Sat May 26, 2007 6:18am EDT
By Sil Khan

LAHORE, Pakistan, May 26 (Reuters) - Pakistani police have arrested nine people, four of them doctors, for abducting people, drugging them and stealing their kidneys for transplant operations, police said on Saturday.

Selling kidneys from living donors is not illegal in Pakistan, which medical experts say has a reputation as the world's "kidney bazaar".

But police said those arrested in the eastern city of Lahore tricked people then drugged them before removing their kidneys.

"These poor people were given tranquillisers and were deprived of their kidneys without their consent," Lahore police chief Malik Mohammad Iqbal told Reuters.

Hundreds of rich foreigners come to Pakistan every year and buy kidneys from live, impoverished donors, in a business thought to be worth millions of dollars.

Pakistan has no law governing the trade in organs but one is going through parliament aimed at ending their sale.

Police raided a house in a Lahore suburb on Friday after a young man managed to escape from it and raised the alarm.

Ten people were found detained in the house and four of them had already had a kidney removed, police said.
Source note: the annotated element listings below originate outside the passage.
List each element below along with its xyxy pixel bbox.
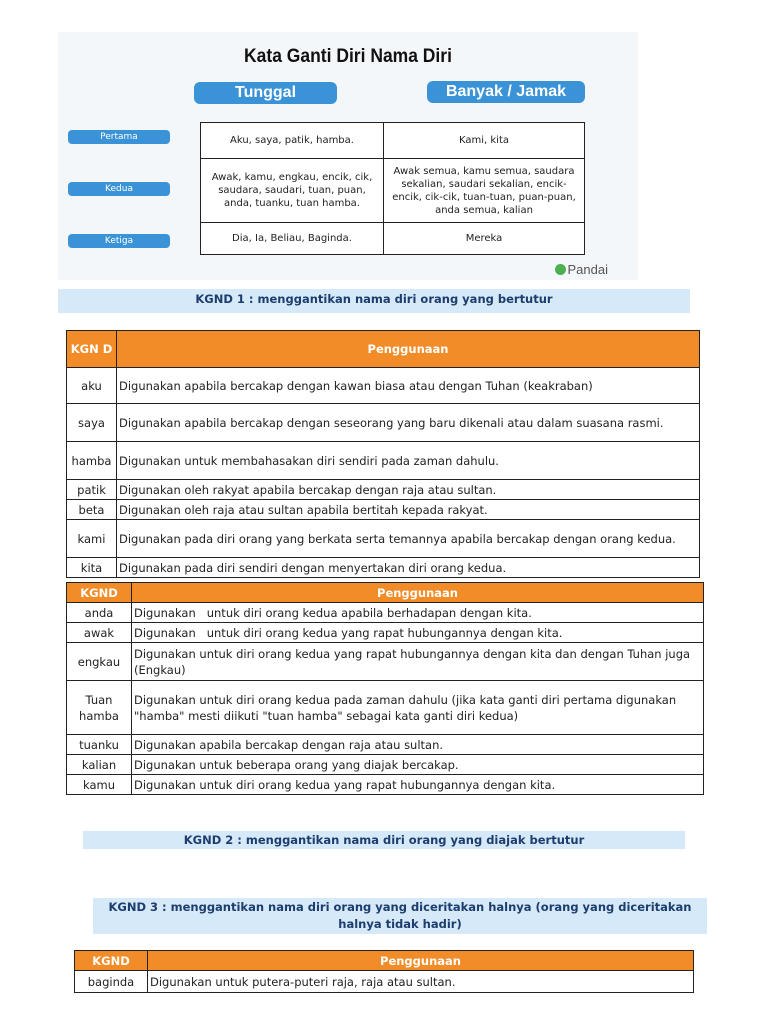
usage-cell: Digunakan oleh rakyat apabila bercakap dengan raja atau sultan. [117, 480, 700, 500]
pronoun-cell: tuanku [67, 735, 132, 755]
usage-cell: Digunakan pada diri orang yang berkata serta temannya apabila bercakap dengan orang kedua. [117, 520, 700, 558]
tunggal-pill: Tunggal [194, 82, 337, 104]
pronoun-cell: awak [67, 623, 132, 643]
kgnd3-table [74, 950, 694, 993]
table-row [67, 681, 704, 735]
infographic-title: Kata Ganti Diri Nama Diri [244, 46, 452, 67]
pronoun-cell: kami [67, 520, 117, 558]
table-row [201, 223, 585, 255]
usage-cell: Digunakan apabila bercakap dengan raja atau sultan. [132, 735, 704, 755]
label-pertama: Pertama [68, 130, 170, 144]
usage-cell: Digunakan untuk diri orang kedua pada zaman dahulu (jika kata ganti diri pertama digunakan "hamba" mesti diikuti "tuan hamba" sebagai kata ganti diri kedua) [132, 681, 704, 735]
cell: Dia, Ia, Beliau, Baginda. [201, 223, 384, 255]
pronoun-cell: hamba [67, 442, 117, 480]
usage-cell: Digunakan untuk diri orang kedua apabila berhadapan dengan kita. [132, 603, 704, 623]
pronoun-infographic [58, 32, 638, 280]
label-ketiga: Ketiga [68, 234, 170, 248]
kgnd3-banner: KGND 3 : menggantikan nama diri orang yang diceritakan halnya (orang yang diceritakan halnya tidak hadir) [93, 898, 707, 934]
pronoun-cell: anda [67, 603, 132, 623]
cell: Mereka [384, 223, 585, 255]
kgnd1-banner: KGND 1 : menggantikan nama diri orang yang bertutur [58, 289, 690, 313]
cell: Kami, kita [384, 123, 585, 159]
table-row [67, 520, 700, 558]
pronoun-cell: baginda [75, 971, 148, 993]
table-row [67, 643, 704, 681]
table-row [67, 775, 704, 795]
cell: Awak semua, kamu semua, saudara sekalian, saudari sekalian, encik-encik, cik-cik, tuan-tuan, puan-puan, anda semua, kalian [384, 159, 585, 223]
pronoun-cell: kalian [67, 755, 132, 775]
pronoun-cell: engkau [67, 643, 132, 681]
header-penggunaan: Penggunaan [148, 951, 694, 971]
usage-cell: Digunakan untuk beberapa orang yang diajak bercakap. [132, 755, 704, 775]
usage-cell: Digunakan untuk putera-puteri raja, raja atau sultan. [148, 971, 694, 993]
pronoun-cell: saya [67, 404, 117, 442]
table-row [67, 603, 704, 623]
table-row [67, 368, 700, 404]
pronoun-cell: kita [67, 558, 117, 578]
infographic-table [200, 122, 585, 255]
usage-cell: Digunakan oleh raja atau sultan apabila bertitah kepada rakyat. [117, 500, 700, 520]
table-row [67, 558, 700, 578]
table-row [67, 623, 704, 643]
header-kgnd: KGND [75, 951, 148, 971]
table-row [201, 123, 585, 159]
header-penggunaan: Penggunaan [117, 331, 700, 368]
table-row [75, 971, 694, 993]
usage-cell: Digunakan untuk diri orang kedua yang rapat hubungannya dengan kita. [132, 623, 704, 643]
pandai-brand [555, 262, 608, 277]
pandai-logo-icon [555, 264, 566, 275]
table-row [201, 159, 585, 223]
pronoun-cell: patik [67, 480, 117, 500]
usage-cell: Digunakan apabila bercakap dengan seseorang yang baru dikenali atau dalam suasana rasmi. [117, 404, 700, 442]
header-kgnd: KGND [67, 583, 132, 603]
table-row [67, 442, 700, 480]
table-header-row [67, 583, 704, 603]
usage-cell: Digunakan untuk diri orang kedua yang rapat hubungannya dengan kita. [132, 775, 704, 795]
cell: Aku, saya, patik, hamba. [201, 123, 384, 159]
kgnd2-table [66, 582, 704, 795]
banyak-pill: Banyak / Jamak [427, 81, 585, 103]
usage-cell: Digunakan apabila bercakap dengan kawan biasa atau dengan Tuhan (keakraban) [117, 368, 700, 404]
header-penggunaan: Penggunaan [132, 583, 704, 603]
kgnd2-banner: KGND 2 : menggantikan nama diri orang yang diajak bertutur [83, 831, 685, 849]
usage-cell: Digunakan pada diri sendiri dengan menyertakan diri orang kedua. [117, 558, 700, 578]
usage-cell: Digunakan untuk diri orang kedua yang rapat hubungannya dengan kita dan dengan Tuhan juga (Engkau) [132, 643, 704, 681]
pronoun-cell: Tuan hamba [67, 681, 132, 735]
pronoun-cell: kamu [67, 775, 132, 795]
table-row [67, 755, 704, 775]
table-header-row [75, 951, 694, 971]
pronoun-cell: beta [67, 500, 117, 520]
table-row [67, 500, 700, 520]
table-header-row [67, 331, 700, 368]
pronoun-cell: aku [67, 368, 117, 404]
table-row [67, 735, 704, 755]
label-kedua: Kedua [68, 182, 170, 196]
brand-name: Pandai [567, 262, 608, 277]
table-row [67, 404, 700, 442]
table-row [67, 480, 700, 500]
kgnd1-table [66, 330, 700, 578]
cell: Awak, kamu, engkau, encik, cik, saudara, saudari, tuan, puan, anda, tuanku, tuan hamba. [201, 159, 384, 223]
header-kgnd: KGN D [67, 331, 117, 368]
usage-cell: Digunakan untuk membahasakan diri sendiri pada zaman dahulu. [117, 442, 700, 480]
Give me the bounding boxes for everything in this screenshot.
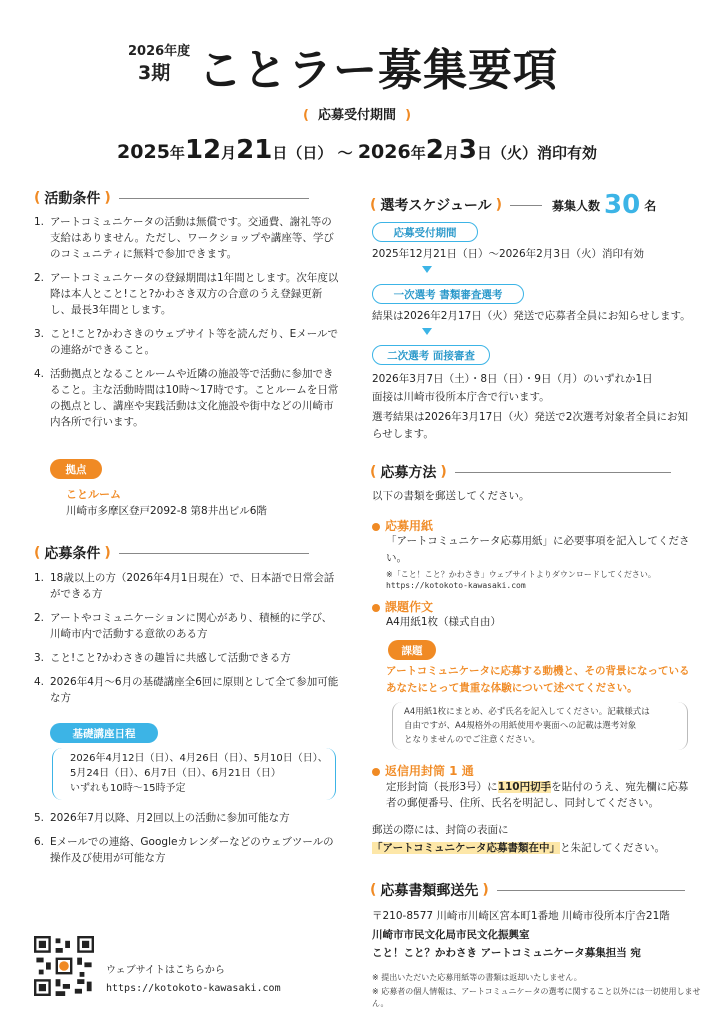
mail-note-line2: 「アートコミュニケータ応募書類在中」と朱記してください。 (372, 842, 666, 854)
essay-prompt-line2: あなたにとって貴重な体験について述べてください。 (386, 682, 638, 694)
page-title: ことラー募集要項 (198, 45, 558, 96)
essay-note-line1: A4用紙1枚にまとめ、必ず氏名を記入してください。記載様式は (404, 707, 650, 717)
website-url[interactable]: https://kotokoto-kawasaki.com (106, 983, 281, 994)
base-address: 川崎市多摩区登戸2092-8 第8井出ビル6階 (66, 505, 267, 517)
essay-note-line2: 自由ですが、A4規格外の用紙使用や裏面への記載は選考対象 (404, 721, 637, 731)
list-item: 3. こと!こと?かわさきの趣旨に共感して活動できる方 (34, 652, 291, 664)
list-item: 6. Eメールでの連絡、Googleカレンダーなどのウェブツールの操作及び使用が可能な方 (34, 836, 334, 864)
list-item: 2. アートやコミュニケーションに関心があり、積極的に学び、川崎市内で活動する意欲のある方 (34, 612, 333, 640)
list-item: 4. 2026年4月～6月の基礎講座全6回に原則として全て参加可能な方 (34, 676, 339, 704)
course-time: いずれも10時～15時予定 (70, 783, 186, 794)
course-dates-line2: 5月24日（日）、6月7日（日）、6月21日（日） (70, 768, 281, 779)
step2-badge: 一次選考 書類審査選考 (372, 284, 524, 304)
step1-badge: 応募受付期間 (372, 222, 478, 242)
address-line3: こと！こと？かわさき アートコミュニケータ募集担当 宛 (372, 947, 641, 959)
qr-code-icon[interactable] (34, 936, 94, 996)
envelope-title: 返信用封筒 1 通 (372, 762, 474, 779)
course-schedule-badge: 基礎講座日程 (50, 723, 158, 743)
base-name: ことルーム (66, 488, 121, 501)
capacity-number: 30 (604, 190, 641, 220)
mail-note-line1: 郵送の際には、封筒の表面に (372, 824, 509, 836)
step1-text: 2025年12月21日（日）～2026年2月3日（火）消印有効 (372, 248, 645, 260)
period-label: 応募受付期間 (317, 108, 396, 123)
period-label-row: ( 応募受付期間 ) (302, 108, 412, 123)
header-year: 2026年度 (128, 44, 191, 59)
essay-badge: 課題 (388, 640, 436, 660)
list-item: 1. 18歳以上の方（2026年4月1日現在）で、日本語で日常会話ができる方 (34, 572, 335, 600)
eligibility-list-2 (34, 810, 340, 874)
step3-text3: 選考結果は2026年3月17日（火）発送で2次選考対象者全員にお知らせします。 (372, 411, 688, 440)
address-line2: 川崎市市民文化局市民文化振興室 (372, 929, 530, 941)
step2-text: 結果は2026年2月17日（火）発送で応募者全員にお知らせします。 (372, 310, 691, 322)
form-url[interactable]: https://kotokoto-kawasaki.com (386, 581, 526, 590)
envelope-text-line1: 定形封筒（長形3号）に110円切手を貼付のうえ、宛先欄に応募 (386, 781, 689, 793)
capacity-unit: 名 (644, 198, 657, 213)
eligibility-heading: ( 応募条件 ) (34, 543, 334, 563)
website-label: ウェブサイトはこちらから (106, 965, 225, 976)
method-intro: 以下の書類を郵送してください。 (372, 490, 530, 502)
address-note2: ※ 応募者の個人情報は、アートコミュニケータの選考に関すること以外には一切使用しません。 (372, 987, 701, 1008)
form-note: ※「こと！こと？かわさき」ウェブサイトよりダウンロードしてください。 (386, 570, 656, 579)
essay-note-line3: となりませんのでご注意ください。 (404, 735, 541, 745)
essay-prompt-line1: アートコミュニケータに応募する動機と、その背景になっている (386, 665, 690, 677)
eligibility-list (34, 570, 340, 714)
essay-text: A4用紙1枚（様式自由） (386, 616, 502, 628)
address-note1: ※ 提出いただいた応募用紙等の書類は返却いたしません。 (372, 973, 582, 982)
form-text: 「アートコミュニケータ応募用紙」に必要事項を記入してください。 (386, 535, 690, 564)
bullet-dot-icon (372, 768, 380, 776)
form-title: 応募用紙 (372, 517, 433, 534)
envelope-text-line2: 者の郵便番号、住所、氏名を明記し、同封してください。 (386, 797, 659, 809)
base-badge: 拠点 (50, 459, 102, 479)
address-heading: ( 応募書類郵送先 ) (370, 880, 690, 900)
list-item: 1. アートコミュニケータの活動は無償です。交通費、謝礼等の支給はありません。ただし、ワークショップや講座等、学びのコミュニティに無料で参加できます。 (34, 216, 334, 260)
essay-title: 課題作文 (372, 598, 433, 615)
address-line1: 〒210-8577 川崎市川崎区宮本町1番地 川崎市役所本庁舎21階 (372, 910, 670, 922)
course-dates-line1: 2026年4月12日（日）、4月26日（日）、5月10日（日）、 (70, 753, 328, 764)
arrow-down-icon (422, 266, 432, 273)
list-item: 5. 2026年7月以降、月2回以上の活動に参加可能な方 (34, 812, 290, 824)
list-item: 4. 活動拠点となることルームや近隣の施設等で活動に参加できること。主な活動時間は10時～17時です。ことルームを日常の拠点とし、講座や実践活動は文化施設や街中などの川崎市内各所で行います。 (34, 368, 339, 428)
list-item: 2. アートコミュニケータの登録期間は1年間とします。次年度以降は本人とこと!こと?かわさき双方の合意のうえ登録更新し、最長3年間とします。 (34, 272, 339, 316)
step3-text2: 面接は川崎市役所本庁舎で行います。 (372, 391, 550, 403)
capacity-label: 募集人数 (551, 198, 600, 213)
activity-heading: ( 活動条件 ) (34, 188, 334, 208)
method-heading: ( 応募方法 ) (370, 462, 690, 482)
application-period: 2025年12月21日（日） ～ 2026年2月3日（火）消印有効 (117, 135, 597, 165)
list-item: 3. こと!こと?かわさきのウェブサイト等を読んだり、Eメールでの連絡ができること。 (34, 328, 339, 356)
arrow-down-icon (422, 328, 432, 335)
bullet-dot-icon (372, 604, 380, 612)
header-term: 3期 (138, 62, 171, 84)
schedule-heading: ( 選考スケジュール ) 募集人数 30 名 (370, 190, 657, 220)
step3-text1: 2026年3月7日（土）・8日（日）・9日（月）のいずれか1日 (372, 373, 653, 385)
bullet-dot-icon (372, 523, 380, 531)
activity-list (34, 214, 340, 438)
step3-badge: 二次選考 面接審査 (372, 345, 490, 365)
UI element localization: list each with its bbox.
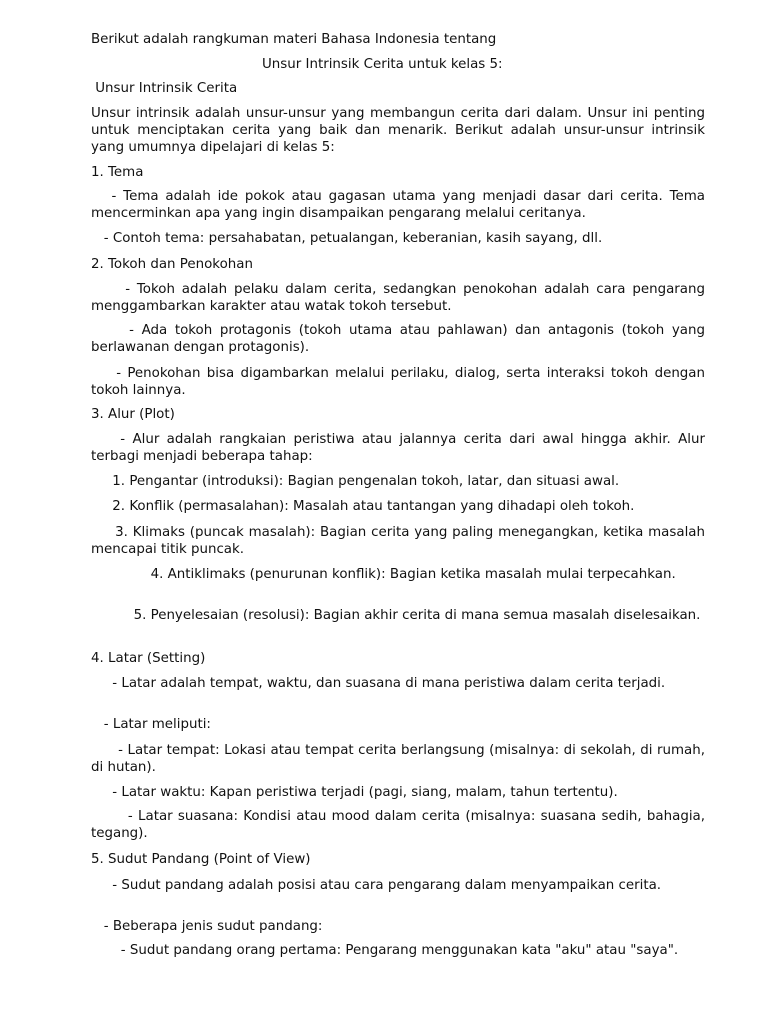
list-item-antiklimaks: 4. Antiklimaks (penurunan konflik): Bagian ketika masalah mulai terpecahkan. — [91, 567, 676, 582]
paragraph-sudut-pandang-jenis: - Beberapa jenis sudut pandang: — [91, 919, 323, 934]
list-item-penyelesaian: 5. Penyelesaian (resolusi): Bagian akhir cerita di mana semua masalah diselesaikan. — [91, 608, 701, 623]
section-title-sudut-pandang: 5. Sudut Pandang (Point of View) — [91, 852, 311, 867]
section-title-tokoh: 2. Tokoh dan Penokohan — [91, 257, 253, 272]
list-item-latar-suasana: - Latar suasana: Kondisi atau mood dalam cerita (misalnya: suasana sedih, bahagia, tegang). — [91, 809, 710, 841]
paragraph-tema-examples: - Contoh tema: persahabatan, petualangan, keberanian, kasih sayang, dll. — [91, 231, 603, 246]
section-title-tema: 1. Tema — [91, 165, 144, 180]
section-title-latar: 4. Latar (Setting) — [91, 651, 206, 666]
paragraph-intro: Unsur intrinsik adalah unsur-unsur yang membangun cerita dari dalam. Unsur ini penting untuk menciptakan cerita yang baik dan menarik. Berikut adalah unsur-unsur intrinsik yang umumnya dipelajari di kelas 5: — [91, 106, 710, 155]
document-subtitle: Unsur Intrinsik Cerita untuk kelas 5: — [262, 57, 503, 72]
paragraph-sudut-pandang-definition: - Sudut pandang adalah posisi atau cara pengarang dalam menyampaikan cerita. — [91, 878, 662, 893]
paragraph-latar-definition: - Latar adalah tempat, waktu, dan suasana di mana peristiwa dalam cerita terjadi. — [91, 676, 666, 691]
paragraph-tokoh-definition: - Tokoh adalah pelaku dalam cerita, sedangkan penokohan adalah cara pengarang menggambarkan karakter atau watak tokoh tersebut. — [91, 282, 710, 314]
section-heading: Unsur Intrinsik Cerita — [91, 81, 238, 96]
paragraph-latar-meliputi: - Latar meliputi: — [91, 717, 211, 732]
section-title-alur: 3. Alur (Plot) — [91, 407, 175, 422]
list-item-orang-pertama: - Sudut pandang orang pertama: Pengarang menggunakan kata "aku" atau "saya". — [91, 943, 679, 958]
intro-line: Berikut adalah rangkuman materi Bahasa Indonesia tentang — [91, 32, 497, 47]
list-item-konflik: 2. Konflik (permasalahan): Masalah atau tantangan yang dihadapi oleh tokoh. — [91, 499, 635, 514]
list-item-pengantar: 1. Pengantar (introduksi): Bagian pengenalan tokoh, latar, dan situasi awal. — [91, 474, 620, 489]
paragraph-tema-definition: - Tema adalah ide pokok atau gagasan utama yang menjadi dasar dari cerita. Tema mencerminkan apa yang ingin disampaikan pengarang melalui ceritanya. — [91, 189, 710, 221]
paragraph-penokohan: - Penokohan bisa digambarkan melalui perilaku, dialog, serta interaksi tokoh dengan tokoh lainnya. — [91, 366, 710, 398]
list-item-klimaks: 3. Klimaks (puncak masalah): Bagian cerita yang paling menegangkan, ketika masalah mencapai titik puncak. — [91, 525, 710, 557]
paragraph-alur-definition: - Alur adalah rangkaian peristiwa atau jalannya cerita dari awal hingga akhir. Alur terbagi menjadi beberapa tahap: — [91, 432, 710, 464]
paragraph-tokoh-types: - Ada tokoh protagonis (tokoh utama atau pahlawan) dan antagonis (tokoh yang berlawanan dengan protagonis). — [91, 323, 710, 355]
list-item-latar-tempat: - Latar tempat: Lokasi atau tempat cerita berlangsung (misalnya: di sekolah, di rumah, di hutan). — [91, 743, 710, 775]
list-item-latar-waktu: - Latar waktu: Kapan peristiwa terjadi (pagi, siang, malam, tahun tertentu). — [91, 785, 618, 800]
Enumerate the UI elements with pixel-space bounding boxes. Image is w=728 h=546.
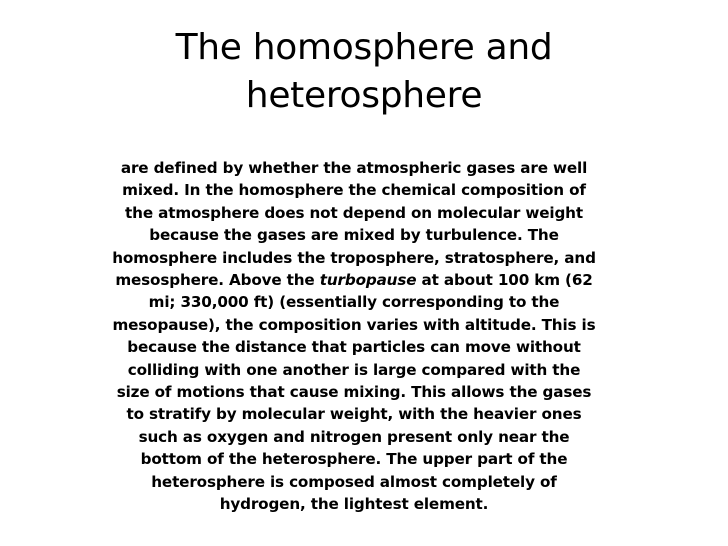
slide-title [150,24,578,120]
body-text-emphasis-turbopause: turbopause [319,271,417,290]
slide-title-line-2: heterosphere [245,75,483,116]
slide-body-text [112,157,596,516]
body-text-part-1: are defined by whether the atmospheric gases are well mixed. In the homosphere the chemical composition of the atmosphere does not depend on molecular weight because the gases are mixed by turbulence. The homosphere includes the troposphere, stratosphere, and mesosphere. Above the [112,159,596,290]
body-text-part-2: at about 100 km (62 mi; 330,000 ft) (essentially corresponding to the mesopause), the composition varies with altitude. This is because the distance that particles can move without colliding with one another is large compared with the size of motions that cause mixing. This allows the gases to stratify by molecular weight, with the heavier ones such as oxygen and nitrogen present only near the bottom of the heterosphere. The upper part of the heterosphere is composed almost completely of hydrogen, the lightest element. [112,271,596,514]
slide-title-line-1: The homosphere and [175,27,553,68]
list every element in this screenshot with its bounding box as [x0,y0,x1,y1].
"These people are not volunteers. They were duped. They were promised jobs by these criminals," Iqbal said.

The doctors, from two private hospitals, were arrested late on Friday on suspicion of involvement.

"The doctors have been arrested on charges that these operations were carried out in their hospitals without the consent of the people," Iqbal said.

"The investigation will reveal how far they were involved in this heinous crime," he said.

Muneer, a 36-year-old labourer, said in a complaint to police he had gone with a man who had promised him a job but ended up in a hospital with a kidney missing.

"They gave me some injections and I fell unconscious. When I woke up I found myself in a hospital with my kidney removed," he said in his complaint, seen by Reuters.

Mohammad Arif, 22, was the person who escaped from the house and raised the alarm.

"They promised me a job but instead brought me to a house where I was kept for about 15 days with the other people before I ran away," Arif told Reuters.